Riprendiamo dalla REPUBBLICA di oggi, 06/01/2016, a pag. 7, con il titolo "Gli attivisti tacciono, a Riad si va in carcere pure per una parola", l'intervista di Raffaella De Santis alla donna saudita Maysaa Al Amoudi, in carcere per aver osato guidare.
Maysaa Al Amoudi
“NON CONOSCEVO le persone uccise, la loro storia, ma so che ciò che è accaduto non dovrebbe mai accadere». Eppure in Arabia Saudita tutto tace. Domina il silenzio. Maysaa Al Amoudi è una giornalista di 34 anni, finita in carcere un anno fa per aver guidato una macchina al confine tra gli Emirati Arabi Uniti e l’Arabia Saudita. Ha letto delle 47 esecuzioni, mentre era in Italia. Maysaa è un volto popolare della tv araba, questa è la prima intervista che rilascia da quando è stata liberata. È una donna coraggiosa, luminosa. Si è tolta il velo quando tutte lo portavano, è diventata giornalista anche se alle donne non era consentito, ma stavolta pesa ogni parola. È chiaro che teme conseguenze per i suoi familiari, che sono ancora lì.
Come mai non si registrano reazioni importanti da parte degli attivisti sauditi contro il governo? «Anche una parola in più potrebbe essere di troppo. In carcere c’è ancora il nipote dell’imam sciita ucciso Nimr Al Nimr e per la minoranza sciita la situazione è difficile da gestire. Quello che posso dire è che detesto ogni forma di violenza e che non vorrei mai vedere scorrere tanto sangue».

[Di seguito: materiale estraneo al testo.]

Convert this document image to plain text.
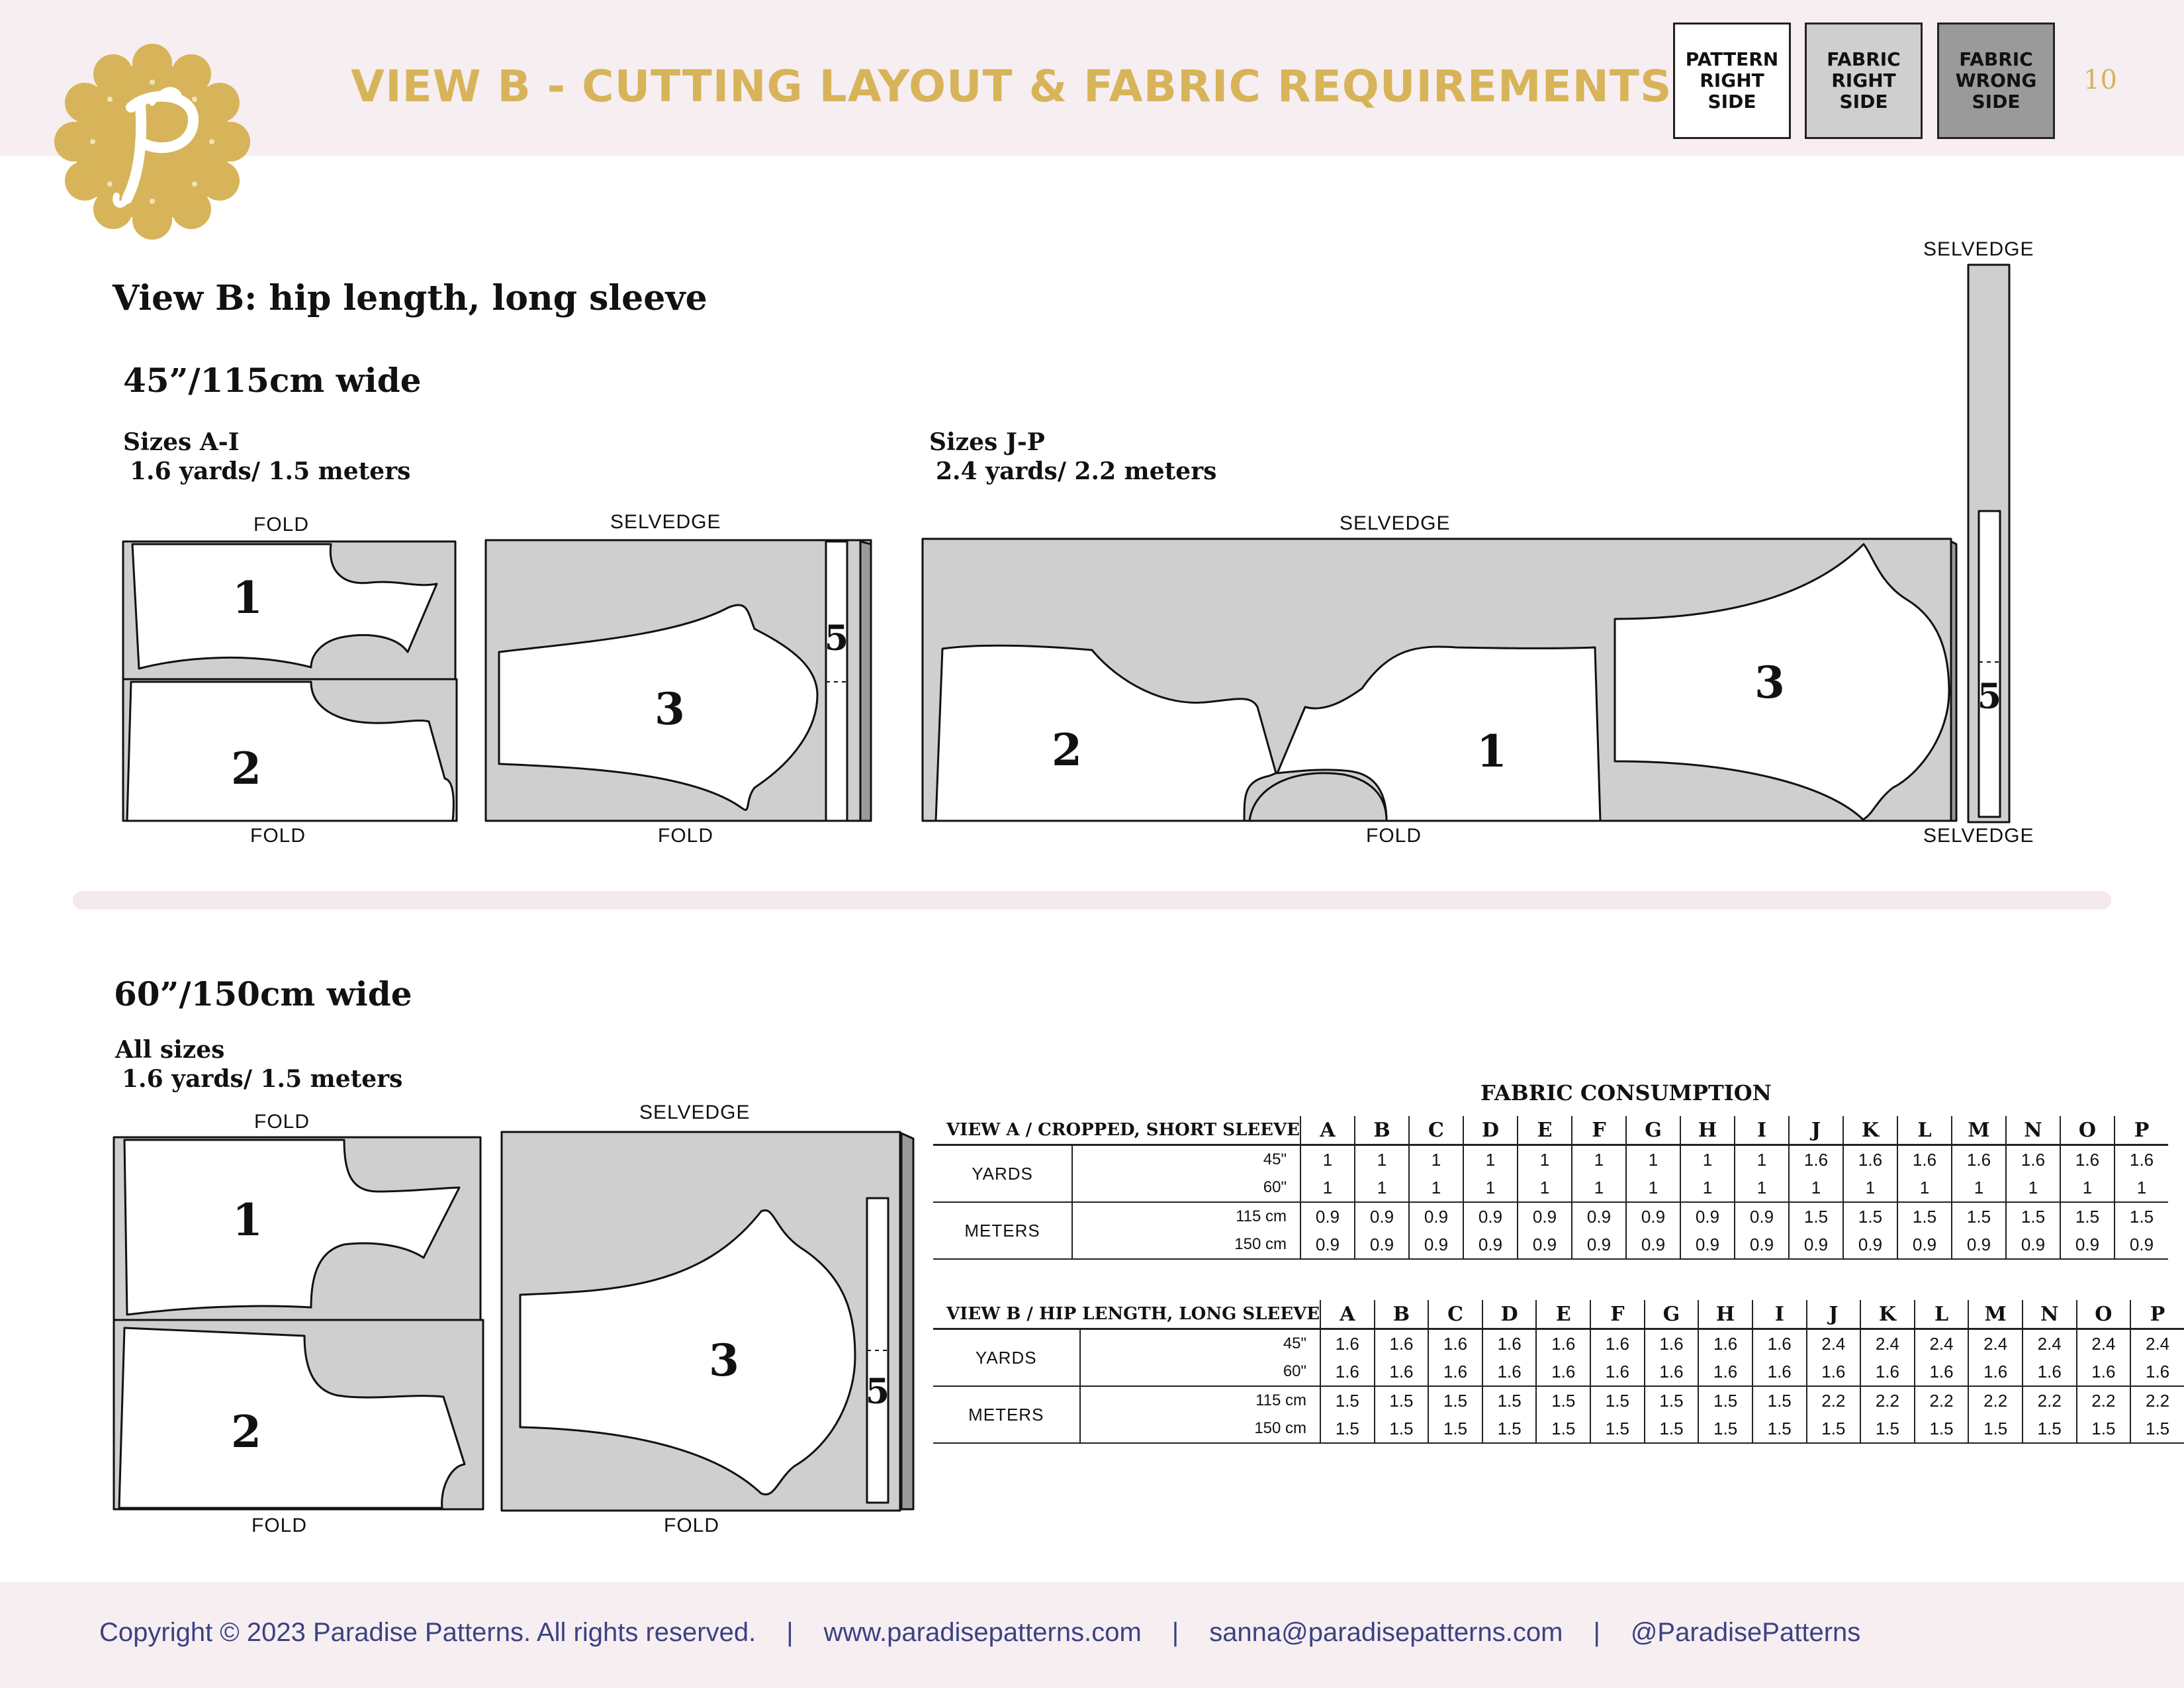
VIEW B - CUTTING LAYOUT & FABRIC REQUIREMENTS
PATTERN
RIGHT
SIDE
FABRIC
RIGHT
SIDE
FABRIC
WRONG
SIDE
10
View B: hip length, long sleeve
45”/115cm wide
Sizes A-I
1.6 yards/ 1.5 meters
Sizes J-P
2.4 yards/ 2.2 meters
1
2
3
5
2	1
3	5
1
2
3
5
FOLD
FOLD
SELVEDGE
FOLD
SELVEDGE
FOLD
SELVEDGE
SELVEDGE
60”/150cm wide
All sizes
1.6 yards/ 1.5 meters
FOLD
FOLD
SELVEDGE
FOLD
FABRIC CONSUMPTION
VIEW A / CROPPED, SHORT SLEEVE		A	B	C	D	E	F	G	H	I	J	K	L	M	N	O	P
YARDS	45"	1	1	1	1	1	1	1	1	1	1.6	1.6	1.6	1.6	1.6	1.6	1.6
	60"	1	1	1	1	1	1	1	1	1	1	1	1	1	1	1	1
METERS	115 cm	0.9	0.9	0.9	0.9	0.9	0.9	0.9	0.9	0.9	1.5	1.5	1.5	1.5	1.5	1.5	1.5
	150 cm	0.9	0.9	0.9	0.9	0.9	0.9	0.9	0.9	0.9	0.9	0.9	0.9	0.9	0.9	0.9	0.9
VIEW B / HIP LENGTH, LONG SLEEVE		A	B	C	D	E	F	G	H	I	J	K	L	M	N	O	P
YARDS	45"	1.6	1.6	1.6	1.6	1.6	1.6	1.6	1.6	1.6	2.4	2.4	2.4	2.4	2.4	2.4	2.4
	60"	1.6	1.6	1.6	1.6	1.6	1.6	1.6	1.6	1.6	1.6	1.6	1.6	1.6	1.6	1.6	1.6
METERS	115 cm	1.5	1.5	1.5	1.5	1.5	1.5	1.5	1.5	1.5	2.2	2.2	2.2	2.2	2.2	2.2	2.2
	150 cm	1.5	1.5	1.5	1.5	1.5	1.5	1.5	1.5	1.5	1.5	1.5	1.5	1.5	1.5	1.5	1.5
Copyright © 2023 Paradise Patterns. All rights reserved. | www.paradisepatterns.com | sanna@paradisepatterns.com | @ParadisePatterns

Nessuno parla per paura di finire in prigione? «Le carceri sono piene di lavoratori stranieri e giornalisti. Dentro ci sono sia sunniti che sciiti, sono trattati tutti allo stesso modo, ma le differenze si vedono nelle aule dei tribunali. Persino i social media sono pieni di insulti razziali contro gli sciiti. Io non sono sciita, ma ho subito due processi dopo essere stata arrestata per aver guidato una macchina, il che è vietato alle donne dalla legge saudita. Il secondo processo al tribunale di Riad prevedeva anche l’imputazione per terrorismo, ma l’avvocato è riuscito ad evitare l’accusa. In realtà avevo solo tentato di andare in soccorso dell’attivista blogger Loujain Alhathoul. Stava guidando dagli Emirati Arabi Uniti verso l’Arabia Saudita ed era bloccata al confine. Mi sono messa al volante e le ho portato cibo e altre cose utili».
Avete entrambe scontato 73 giorni di carcere. Come l’ha cambiata quell’esperienza? «Durante la prigionia ho imparato a meditare. Cercavo di cancellare i ricordi del mondo esterno. Quando sono uscita non ricordavo niente, la mia taglia, il mio profumo, le facce dei miei amici. Un giorno una guardia mi ha permesso di vedere la luna e il cielo, è stato bellissimo. Oggi so che voglio lottare per i diritti umani in generale, non solo per le donne».
Ma la situazione per le donne in Arabia Saudita va migliorando? «Alle recenti elezioni amministrative dove le donne sono state ammesse per la prima volta, molte candidate sono state cancellate dalle liste, tra cui la stessa Loujain Alhathoul e l’attivista Nassima Al Sada, senza dare motivazioni. Non tutte le donne però hanno capito l’importanza del voto. Sono abituate a vivere sotto il controllo di guardiani uomini, si fidano di loro».
A Dubai conduceva un programma tv sui diritti delle donne. Cosa si aspetta dal futuro? «Non voglio tornare in Arabia Saudita. Vorrei vivere in un Paese libero e sicuro, essere una giornalista normale e non una giornalista impaurita. In carcere ci sono tuttora molti giornalisti sconosciuti che non fanno notizia».